Japanese convenience-store operator Lawson is set to trial yen-denominated stablecoin payments at a Tokyo store in August, testing the feasibility of integrating digital assets into standard retail checkout processes. On Monday, blockchain firm HashPort announced a partnership with Lawson and telecom group KDDI to conduct the pilot at the Lawson Takanawa Gateway City location.
During the trial, customers will use HashPort's non-custodial wallet to make payments, while the store will process transactions through its existing point-of-sale system—eliminating the need for merchants to manage crypto wallets or handle blockchain complexities. The initiative aims to evaluate integration requirements, payment speed, checkout usability, and overall operational viability before considering wider deployment.
In a parallel development, Japanese payments company Netstars officially launched its Stablecoin Pay service on Monday, inviting merchants to accept multiple stablecoins including USDC, USDT, and the yen-pegged JPYC. The service operates on the Solana and Polygon blockchains and currently supports MetaMask as the user wallet.
Netstars has set a merchant fee of 0.98% and emphasized that businesses can continue using their existing payment terminals. Crucially, merchants receive settlements in Japanese yen regardless of the stablecoin used by the customer—removing exposure to crypto volatility and eliminating the need to hold digital assets or manage foreign exchange rates.
This commercial rollout follows earlier Netstars trials: USDC payments were tested at Tokyo’s Haneda Airport from January to February 2025 and at a trading-card store in Himeji in April.

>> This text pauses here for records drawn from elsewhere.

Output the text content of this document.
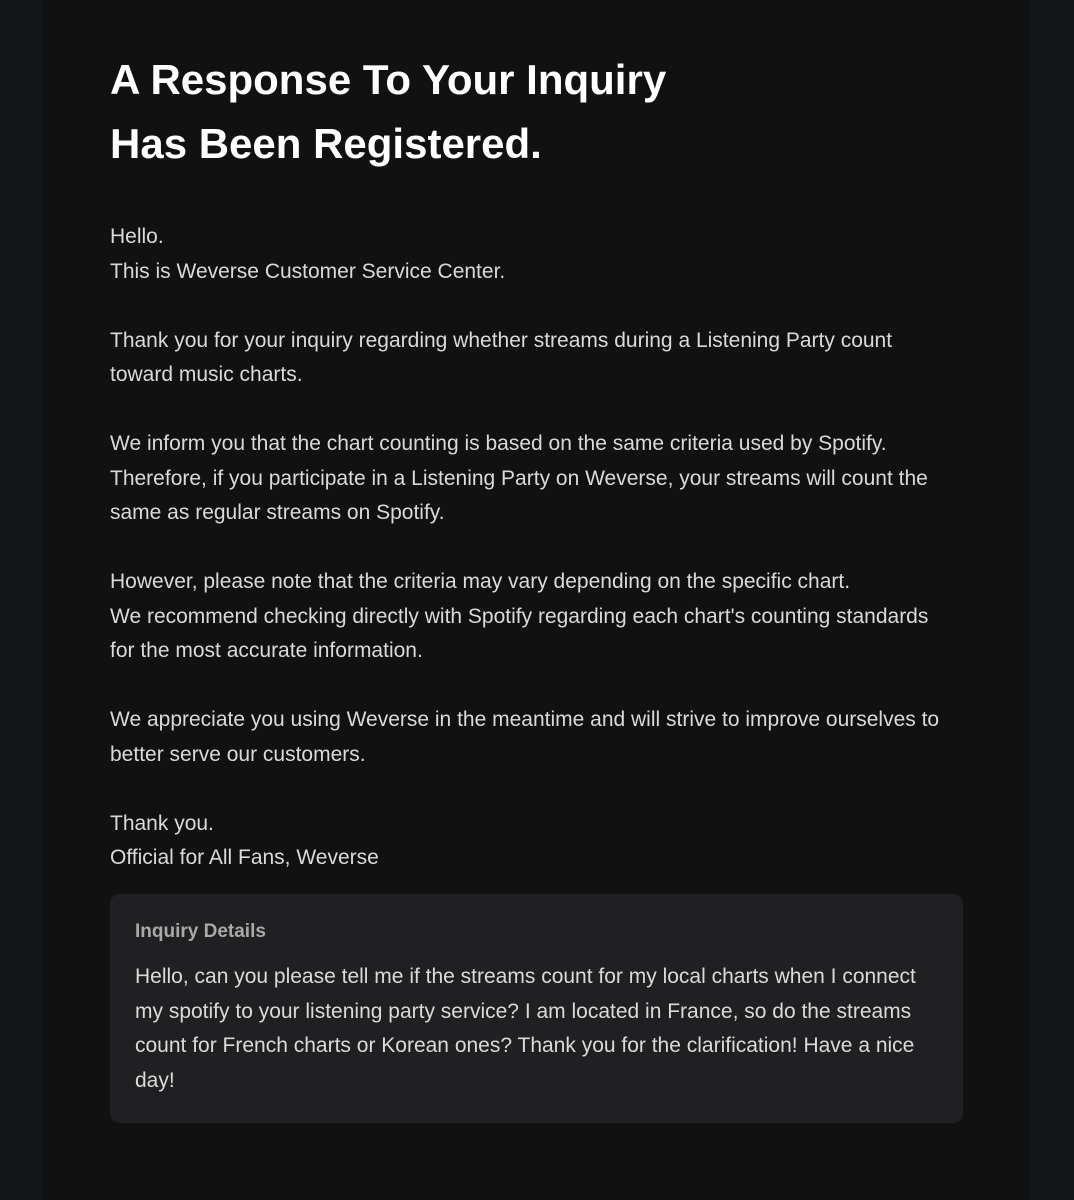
A Response To Your Inquiry
Has Been Registered.

Hello.
This is Weverse Customer Service Center.

Thank you for your inquiry regarding whether streams during a Listening Party count
toward music charts.

We inform you that the chart counting is based on the same criteria used by Spotify.
Therefore, if you participate in a Listening Party on Weverse, your streams will count the
same as regular streams on Spotify.

However, please note that the criteria may vary depending on the specific chart.
We recommend checking directly with Spotify regarding each chart's counting standards
for the most accurate information.

We appreciate you using Weverse in the meantime and will strive to improve ourselves to
better serve our customers.

Thank you.
Official for All Fans, Weverse

Inquiry Details

Hello, can you please tell me if the streams count for my local charts when I connect my spotify to your listening party service? I am located in France, so do the streams count for French charts or Korean ones? Thank you for the clarification! Have a nice day!
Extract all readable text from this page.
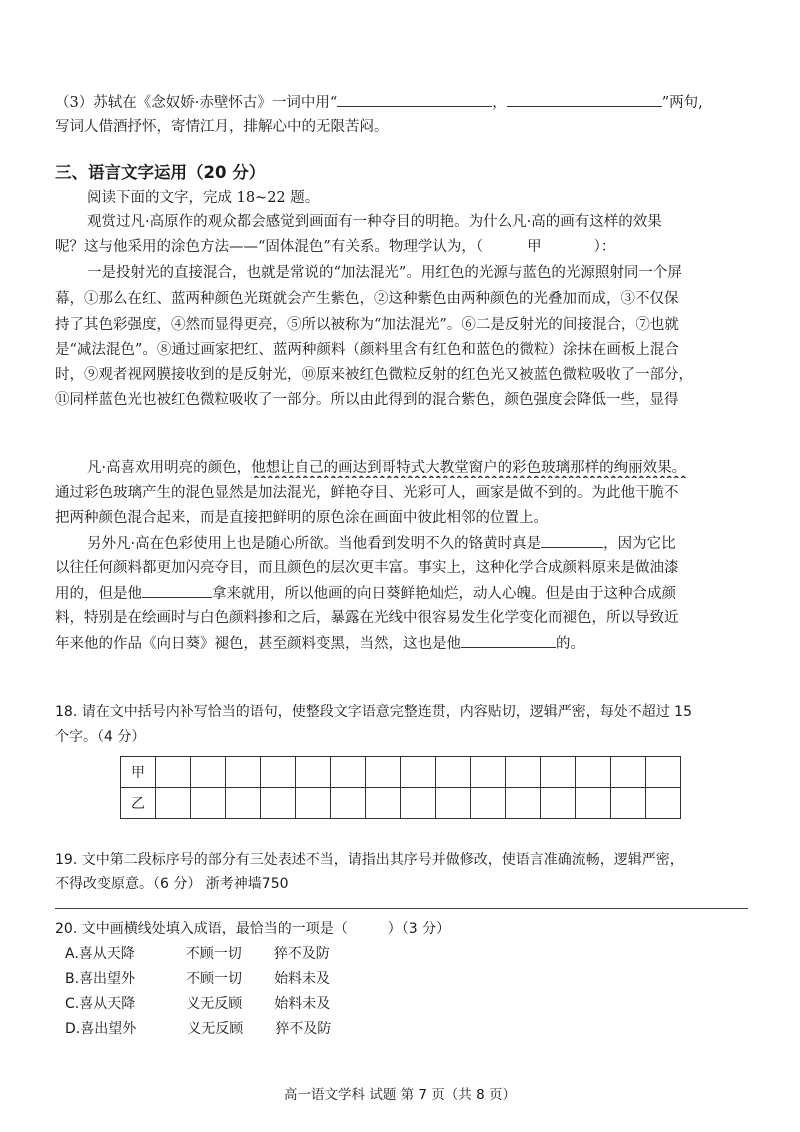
（3）苏轼在《念奴娇·赤壁怀古》一词中用“	，	”两句,
写词人借酒抒怀，寄情江月，排解心中的无限苦闷。
三、语言文字运用（20 分）
阅读下面的文字，完成 18~22 题。
观赏过凡·高原作的观众都会感觉到画面有一种夺目的明艳。为什么凡·高的画有这样的效果
呢？这与他采用的涂色方法——“固体混色”有关系。物理学认为，（	甲	）：
一是投射光的直接混合，也就是常说的“加法混光”。用红色的光源与蓝色的光源照射同一个屏
幕，①那么在红、蓝两种颜色光斑就会产生紫色，②这种紫色由两种颜色的光叠加而成，③不仅保
持了其色彩强度，④然而显得更亮，⑤所以被称为“加法混光”。⑥二是反射光的间接混合，⑦也就
是“减法混色”。⑧通过画家把红、蓝两种颜料（颜料里含有红色和蓝色的微粒）涂抹在画板上混合
时，⑨观者视网膜接收到的是反射光，⑩原来被红色微粒反射的红色光又被蓝色微粒吸收了一部分，
⑪同样蓝色光也被红色微粒吸收了一部分。所以由此得到的混合紫色，颜色强度会降低一些，显得
凡·高喜欢用明亮的颜色，他想让自己的画达到哥特式大教堂窗户的彩色玻璃那样的绚丽效果。
通过彩色玻璃产生的混色显然是加法混光，鲜艳夺目、光彩可人，画家是做不到的。为此他干脆不
把两种颜色混合起来，而是直接把鲜明的原色涂在画面中彼此相邻的位置上。
另外凡·高在色彩使用上也是随心所欲。当他看到发明不久的铬黄时真是	，因为它比
以往任何颜料都更加闪亮夺目，而且颜色的层次更丰富。事实上，这种化学合成颜料原来是做油漆
用的，但是他	拿来就用，所以他画的向日葵鲜艳灿烂，动人心魄。但是由于这种合成颜
料，特别是在绘画时与白色颜料掺和之后，暴露在光线中很容易发生化学变化而褪色，所以导致近
年来他的作品《向日葵》褪色，甚至颜料变黑，当然，这也是他	的。
18. 请在文中括号内补写恰当的语句，使整段文字语意完整连贯，内容贴切，逻辑严密，每处不超过 15
个字。（4 分）
甲															
乙															
19. 文中第二段标序号的部分有三处表述不当，请指出其序号并做修改，使语言准确流畅，逻辑严密，
不得改变原意。（6 分） 浙考神墙750
20. 文中画横线处填入成语，最恰当的一项是（	）（3 分）
A.喜从天降	不顾一切 猝不及防
B.喜出望外	不顾一切 始料未及
C.喜从天降	义无反顾 始料未及
D.喜出望外	义无反顾 猝不及防
高一语文学科 试题 第 7 页（共 8 页）
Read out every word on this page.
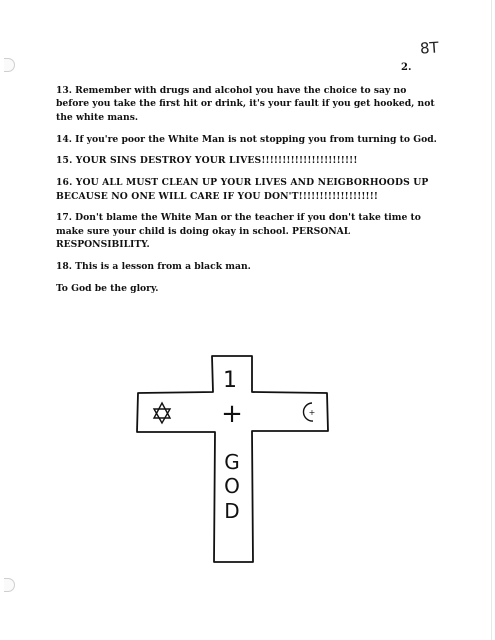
8T
2.

13. Remember with drugs and alcohol you have the choice to say no before you take the first hit or drink, it's your fault if you get hooked, not the white mans.

14. If you're poor the White Man is not stopping you from turning to God.

15. YOUR SINS DESTROY YOUR LIVES!!!!!!!!!!!!!!!!!!!!!!!

16. YOU ALL MUST CLEAN UP YOUR LIVES AND NEIGBORHOODS UP BECAUSE NO ONE WILL CARE IF YOU DON'T!!!!!!!!!!!!!!!!!!!

17. Don't blame the White Man or the teacher if you don't take time to make sure your child is doing okay in school. PERSONAL RESPONSIBILITY.

18. This is a lesson from a black man.

To God be the glory.

1
+
G
O
D
+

The shift from limited pilots to a full merchant-facing platform reflects growing momentum in Japan’s regulated stablecoin ecosystem.
Japan’s dedicated stablecoin regulatory framework took effect on June 1, 2023, through amendments to the Payment Services Act. The law established clear categories for fiat-linked stablecoins and mandated registration with the Financial Services Agency (FSA) for intermediaries. This paved the way for Circle’s USDC to gain regulatory approval for distribution in March 2025, followed by JPYC’s registration as a fund transfer service provider in August 2025 ahead of its public launch in October.